The documents were corroborated by people with direct knowledge of the Adani Group’s businesses and public records from multiple countries, the OCCRP said, and show how hundreds of millions of dollars were invested in publicly traded Adani stock through opaque investment funds based in Mauritius.
“The documents show that, through the Mauritius funds, they spent years buying and selling Adani stock through offshore structures that obscured their involvement — and made considerable profits in the process,” the OCCRP found. “They also show that the management company in charge of their investments paid a Vinod Adani company to advise them in their investments.”
‘Money trail’
Adani Group said in a statement Thursday that it rejected “these recycled allegations,” adding that they were based on decade-old closed cases. “There is no relevance or foundation for these allegations on transfer of funds.”
The Financial Times and The Guardian also reported on the documents, which were shared with them by the OCCRP earlier.
The OCCRP investigation is yet another broadside against the ports-to-power conglomerate, which has been firefighting allegations of wide-ranging corporate malfeasance made at the start of the year. The Hindenburg report prompted a probe by Indian regulators and wiped out more than $150 billion in market value from Adani’s listed companies at one point.
Adani has also come under political attack, thanks to the perception that the tycoon enjoys a cozy relationship and favoritism with Prime Minister Narendra Modi, dovetailing many of his businesses to the premier’s development ambitions. The opposition Congress party renewed its demand for a parliamentary probe.

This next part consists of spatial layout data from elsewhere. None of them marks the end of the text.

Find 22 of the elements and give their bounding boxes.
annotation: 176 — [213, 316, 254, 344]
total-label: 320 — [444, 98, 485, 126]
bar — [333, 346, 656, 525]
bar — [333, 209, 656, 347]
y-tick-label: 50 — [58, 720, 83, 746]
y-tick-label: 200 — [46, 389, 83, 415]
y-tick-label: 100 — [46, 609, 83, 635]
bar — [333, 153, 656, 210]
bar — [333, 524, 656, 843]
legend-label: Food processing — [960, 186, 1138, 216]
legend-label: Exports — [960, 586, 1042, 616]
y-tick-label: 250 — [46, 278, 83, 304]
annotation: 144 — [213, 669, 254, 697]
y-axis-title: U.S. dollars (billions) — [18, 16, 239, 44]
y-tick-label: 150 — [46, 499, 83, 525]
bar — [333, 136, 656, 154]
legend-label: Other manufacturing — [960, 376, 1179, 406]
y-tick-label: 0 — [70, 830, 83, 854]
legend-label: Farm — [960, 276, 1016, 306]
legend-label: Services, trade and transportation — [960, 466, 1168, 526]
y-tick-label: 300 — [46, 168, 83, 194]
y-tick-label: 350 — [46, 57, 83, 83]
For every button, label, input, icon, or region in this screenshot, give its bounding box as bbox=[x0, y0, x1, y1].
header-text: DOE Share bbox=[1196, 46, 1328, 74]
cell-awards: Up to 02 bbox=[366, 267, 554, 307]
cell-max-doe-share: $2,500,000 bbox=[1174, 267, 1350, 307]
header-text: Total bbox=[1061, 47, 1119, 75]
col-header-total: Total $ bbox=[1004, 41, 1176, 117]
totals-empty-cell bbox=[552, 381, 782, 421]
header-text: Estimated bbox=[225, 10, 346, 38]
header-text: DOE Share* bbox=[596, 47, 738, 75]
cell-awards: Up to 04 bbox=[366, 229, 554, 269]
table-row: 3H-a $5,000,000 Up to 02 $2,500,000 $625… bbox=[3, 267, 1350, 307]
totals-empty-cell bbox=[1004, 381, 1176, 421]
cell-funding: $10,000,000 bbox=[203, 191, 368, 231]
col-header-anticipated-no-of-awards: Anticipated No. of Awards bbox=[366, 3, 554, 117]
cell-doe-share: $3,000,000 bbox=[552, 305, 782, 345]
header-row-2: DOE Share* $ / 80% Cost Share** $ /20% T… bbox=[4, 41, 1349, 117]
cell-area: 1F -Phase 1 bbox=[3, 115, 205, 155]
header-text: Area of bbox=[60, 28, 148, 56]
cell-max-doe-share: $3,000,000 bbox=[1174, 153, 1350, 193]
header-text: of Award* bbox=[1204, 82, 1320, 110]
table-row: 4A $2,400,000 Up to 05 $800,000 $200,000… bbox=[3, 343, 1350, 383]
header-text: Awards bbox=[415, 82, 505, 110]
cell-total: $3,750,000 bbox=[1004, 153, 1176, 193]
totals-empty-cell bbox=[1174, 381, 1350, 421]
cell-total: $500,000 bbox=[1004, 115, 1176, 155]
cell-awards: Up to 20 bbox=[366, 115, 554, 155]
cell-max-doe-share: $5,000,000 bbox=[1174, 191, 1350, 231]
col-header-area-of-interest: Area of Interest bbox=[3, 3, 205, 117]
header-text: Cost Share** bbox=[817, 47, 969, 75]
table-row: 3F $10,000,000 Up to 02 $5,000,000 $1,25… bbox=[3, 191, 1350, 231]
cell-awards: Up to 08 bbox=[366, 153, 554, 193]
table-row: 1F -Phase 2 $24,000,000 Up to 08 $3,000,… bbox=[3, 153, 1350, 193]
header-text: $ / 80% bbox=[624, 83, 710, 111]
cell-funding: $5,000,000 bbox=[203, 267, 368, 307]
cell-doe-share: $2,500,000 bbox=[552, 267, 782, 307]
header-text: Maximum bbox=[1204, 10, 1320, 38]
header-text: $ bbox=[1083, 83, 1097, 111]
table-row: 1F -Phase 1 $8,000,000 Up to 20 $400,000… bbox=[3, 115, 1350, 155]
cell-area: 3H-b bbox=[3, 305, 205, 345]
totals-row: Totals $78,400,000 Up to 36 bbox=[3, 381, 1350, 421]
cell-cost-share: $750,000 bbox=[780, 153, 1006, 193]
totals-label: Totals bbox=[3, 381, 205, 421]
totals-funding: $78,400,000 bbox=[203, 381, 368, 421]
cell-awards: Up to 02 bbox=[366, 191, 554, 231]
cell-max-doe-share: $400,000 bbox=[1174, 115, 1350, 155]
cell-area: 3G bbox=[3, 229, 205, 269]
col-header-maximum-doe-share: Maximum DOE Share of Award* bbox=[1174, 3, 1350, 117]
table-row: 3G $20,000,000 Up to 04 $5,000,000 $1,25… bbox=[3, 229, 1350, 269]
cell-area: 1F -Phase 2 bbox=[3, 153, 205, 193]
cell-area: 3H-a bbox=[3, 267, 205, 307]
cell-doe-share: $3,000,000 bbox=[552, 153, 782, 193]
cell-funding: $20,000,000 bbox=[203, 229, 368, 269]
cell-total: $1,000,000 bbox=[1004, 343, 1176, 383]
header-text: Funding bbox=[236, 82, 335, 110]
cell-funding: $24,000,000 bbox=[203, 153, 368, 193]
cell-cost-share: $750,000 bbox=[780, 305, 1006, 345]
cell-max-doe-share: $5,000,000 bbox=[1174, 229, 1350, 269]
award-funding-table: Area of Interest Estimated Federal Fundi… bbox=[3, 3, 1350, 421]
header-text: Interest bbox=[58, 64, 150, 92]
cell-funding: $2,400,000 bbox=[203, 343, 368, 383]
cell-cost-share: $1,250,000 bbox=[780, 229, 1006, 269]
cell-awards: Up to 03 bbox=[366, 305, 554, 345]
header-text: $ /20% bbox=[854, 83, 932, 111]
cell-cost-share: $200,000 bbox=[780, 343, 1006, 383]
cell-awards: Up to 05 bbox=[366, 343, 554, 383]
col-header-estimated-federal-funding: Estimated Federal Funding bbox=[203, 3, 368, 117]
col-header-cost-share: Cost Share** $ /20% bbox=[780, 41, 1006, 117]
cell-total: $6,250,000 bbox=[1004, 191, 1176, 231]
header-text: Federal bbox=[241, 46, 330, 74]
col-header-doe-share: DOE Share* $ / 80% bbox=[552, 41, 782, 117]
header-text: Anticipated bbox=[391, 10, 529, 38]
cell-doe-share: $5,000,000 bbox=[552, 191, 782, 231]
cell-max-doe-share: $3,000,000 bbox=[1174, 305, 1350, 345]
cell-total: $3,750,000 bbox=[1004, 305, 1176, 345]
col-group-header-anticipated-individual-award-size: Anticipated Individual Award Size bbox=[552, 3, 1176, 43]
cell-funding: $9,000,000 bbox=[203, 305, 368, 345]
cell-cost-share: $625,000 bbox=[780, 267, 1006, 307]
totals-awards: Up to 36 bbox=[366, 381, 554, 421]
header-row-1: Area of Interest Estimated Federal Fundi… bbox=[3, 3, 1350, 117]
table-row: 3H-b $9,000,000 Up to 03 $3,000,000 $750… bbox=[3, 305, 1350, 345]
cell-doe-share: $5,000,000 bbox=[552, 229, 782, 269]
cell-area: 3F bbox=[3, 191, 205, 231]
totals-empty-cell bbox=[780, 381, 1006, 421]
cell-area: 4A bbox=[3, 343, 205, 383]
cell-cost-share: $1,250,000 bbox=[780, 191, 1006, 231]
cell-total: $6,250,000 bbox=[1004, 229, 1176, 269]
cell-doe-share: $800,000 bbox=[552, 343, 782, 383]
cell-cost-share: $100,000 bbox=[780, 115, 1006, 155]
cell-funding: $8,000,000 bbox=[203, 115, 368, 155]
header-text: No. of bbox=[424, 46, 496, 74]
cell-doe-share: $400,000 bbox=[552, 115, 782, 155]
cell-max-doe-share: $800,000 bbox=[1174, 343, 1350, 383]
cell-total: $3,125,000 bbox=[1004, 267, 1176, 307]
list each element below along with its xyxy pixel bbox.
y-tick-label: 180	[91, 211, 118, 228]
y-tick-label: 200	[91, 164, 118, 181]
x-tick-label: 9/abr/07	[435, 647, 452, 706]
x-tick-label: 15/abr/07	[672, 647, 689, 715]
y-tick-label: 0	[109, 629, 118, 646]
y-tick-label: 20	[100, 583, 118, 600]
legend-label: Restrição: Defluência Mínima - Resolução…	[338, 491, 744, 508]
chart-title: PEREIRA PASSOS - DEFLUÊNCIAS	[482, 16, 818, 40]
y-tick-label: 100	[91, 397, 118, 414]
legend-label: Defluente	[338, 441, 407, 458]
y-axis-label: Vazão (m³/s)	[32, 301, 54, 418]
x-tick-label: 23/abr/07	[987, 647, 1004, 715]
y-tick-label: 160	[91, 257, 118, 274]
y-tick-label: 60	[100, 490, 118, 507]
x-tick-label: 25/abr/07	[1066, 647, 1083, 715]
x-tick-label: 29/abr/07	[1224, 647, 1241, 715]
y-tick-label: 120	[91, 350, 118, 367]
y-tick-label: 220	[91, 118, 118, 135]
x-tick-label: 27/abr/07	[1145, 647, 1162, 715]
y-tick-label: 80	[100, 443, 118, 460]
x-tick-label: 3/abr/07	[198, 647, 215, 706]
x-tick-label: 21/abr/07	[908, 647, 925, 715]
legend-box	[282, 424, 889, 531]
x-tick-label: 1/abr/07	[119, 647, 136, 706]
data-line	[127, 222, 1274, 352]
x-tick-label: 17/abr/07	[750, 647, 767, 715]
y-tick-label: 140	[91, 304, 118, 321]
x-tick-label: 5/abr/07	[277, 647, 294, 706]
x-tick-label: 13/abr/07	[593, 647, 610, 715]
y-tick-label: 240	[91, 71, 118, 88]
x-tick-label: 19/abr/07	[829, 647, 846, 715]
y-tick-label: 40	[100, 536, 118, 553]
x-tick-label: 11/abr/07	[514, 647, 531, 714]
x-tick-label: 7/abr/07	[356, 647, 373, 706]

“The stench of corruption around the network of Adani-linked shell companies located in opaque tax havens is only getting stronger with the money trail being established now,” Jairam Ramesh, a Congress leader — wrote on X, the social-media platform formerly known as Twitter. “Despite the Modi government’s best efforts, the truth will not stay suppressed forever.”
The conglomerate has repeatedly denied any wrong doing, but the allegations have drawn wider scrutiny on corporate governance practices across India’s family-dominated business world.
“Corruption and lack of market transparency remains an issue for the country,” said Tina Teng, an Auckland-based analyst at CMC Markets. The newsflow may lead to some “negative impact on Indian markets” in terms of concerns over insider trading and market manipulations, she added.
Adani shares have recouped more than $40 billion as the conglomerate’s founders pared back debt and raised billions of dollars selling stock to overseas investors including GQG Partners LLC and the Qatar Investment Authority.
The Securities and Exchange Board of India, the country’s capital markets watchdog, said a probe into the Adani Group showed violations of rules on disclosures by listed entities and limits on the holdings of offshore funds, Reuters reported Monday, citing sources it didn’t identify.
“This news will increase the volatility for investors until Sebi’s final findings on its Adani investigation get disclosed,” said Sameer Kalra, the Mumbai-based founder of Target Investing. “It’s another piece of evidence showing concentration of shareholding from the past, and it creates an overhang for smaller investors even as new large funds like GQG are coming in.”